Question en litige no 3 : si tel est le cas, la division d’appel devrait-elle renvoyer l’affaire à la division générale pour réexamen, ou est-elle en mesure de rendre la décision que la division générale aurait dû rendre?

[36] J’ai établi que la division générale avait commis une erreur de droit et fondé sa décision sur des erreurs graves contenues dans les conclusions de fait.
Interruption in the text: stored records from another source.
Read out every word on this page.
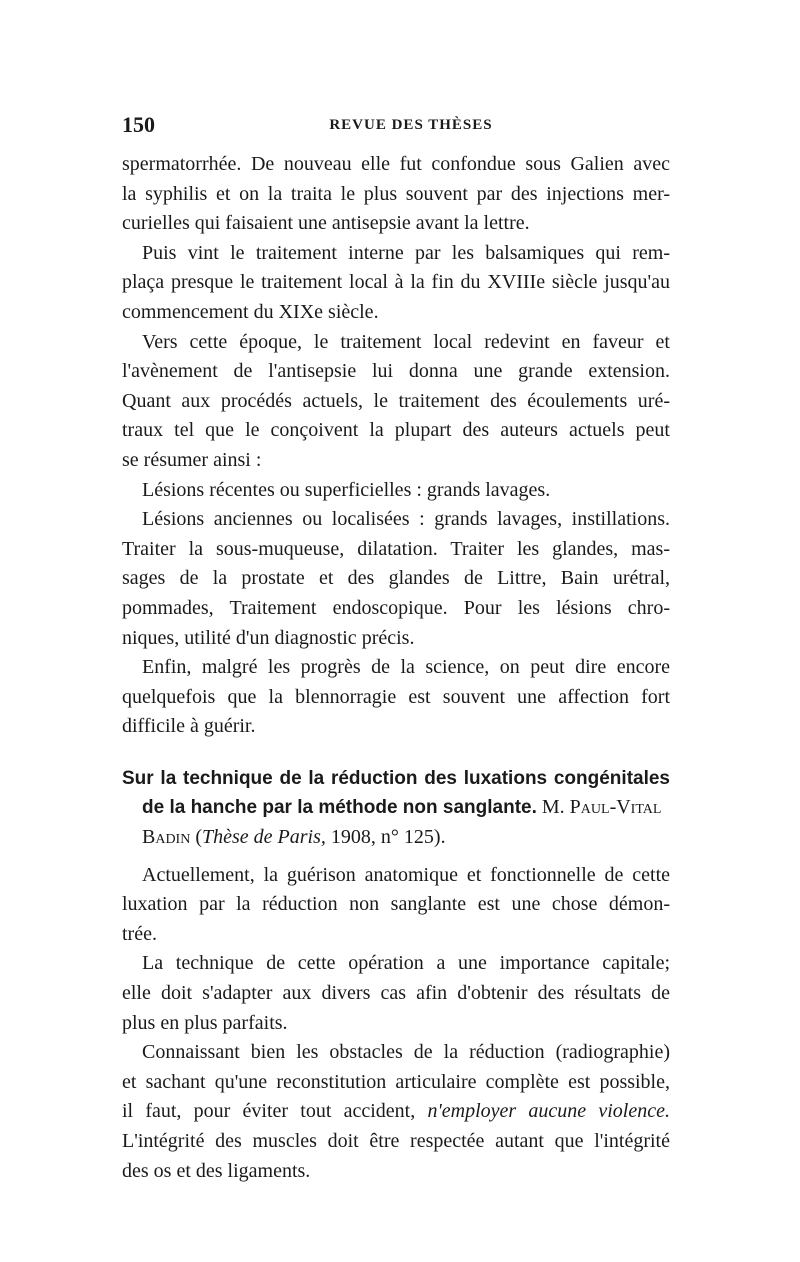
150	REVUE DES THÈSES
spermatorrhée. De nouveau elle fut confondue sous Galien avec
la syphilis et on la traita le plus souvent par des injections mer-
curielles qui faisaient une antisepsie avant la lettre.
Puis vint le traitement interne par les balsamiques qui rem-
plaça presque le traitement local à la fin du XVIIIe siècle jusqu'au
commencement du XIXe siècle.
Vers cette époque, le traitement local redevint en faveur et
l'avènement de l'antisepsie lui donna une grande extension.
Quant aux procédés actuels, le traitement des écoulements uré-
traux tel que le conçoivent la plupart des auteurs actuels peut
se résumer ainsi :
Lésions récentes ou superficielles : grands lavages.
Lésions anciennes ou localisées : grands lavages, instillations.
Traiter la sous-muqueuse, dilatation. Traiter les glandes, mas-
sages de la prostate et des glandes de Littre, Bain urétral,
pommades, Traitement endoscopique. Pour les lésions chro-
niques, utilité d'un diagnostic précis.
Enfin, malgré les progrès de la science, on peut dire encore
quelquefois que la blennorragie est souvent une affection fort
difficile à guérir.
Sur la technique de la réduction des luxations congénitales
de la hanche par la méthode non sanglante. M. Paul-Vital
Badin (Thèse de Paris, 1908, n° 125).
Actuellement, la guérison anatomique et fonctionnelle de cette
luxation par la réduction non sanglante est une chose démon-
trée.
La technique de cette opération a une importance capitale;
elle doit s'adapter aux divers cas afin d'obtenir des résultats de
plus en plus parfaits.
Connaissant bien les obstacles de la réduction (radiographie)
et sachant qu'une reconstitution articulaire complète est possible,
il faut, pour éviter tout accident, n'employer aucune violence.
L'intégrité des muscles doit être respectée autant que l'intégrité
des os et des ligaments.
[37] L’appelante soutient que bien que la division d’appel ait le pouvoir législatif de substituer sa propre décision, elle ne devrait pas le faire dans ce cas parce que la membre de la division d’appel n’était pas présente pour observer le témoignage de l’appelante, qui a été fait [traduction] « en direct » lors de l’audience par vidéoconférence de la division générale. L’appelante soutient que la crédibilité est en cause, en plus de la preuve contradictoire au dossier. Seul un enregistrement audio est disponible, lequel est insuffisant pour que la division d’appel puisse évaluer le témoignage de l’appelante. Plus tard, à l’audience devant la division d’appel, l’intimé a tenté de fournir de nouveaux renseignements et de plaider à nouveau sa cause en s’appuyant sur ces renseignements.

[38] L’intimé n’a présenté aucune observation sur cette question. Il maintient que la division générale a considéré adéquatement son appel relativement à l’exclusion et a adéquatement tranché la question.

[39] J’estime qu’en appliquant mal et en interprétant mal la jurisprudence exécutoire, l’approche de la division générale à l’égard de la conclusion de fait n’était pas suffisamment complète pour que je puisse rendre la décision que la division générale aurait dû rendre.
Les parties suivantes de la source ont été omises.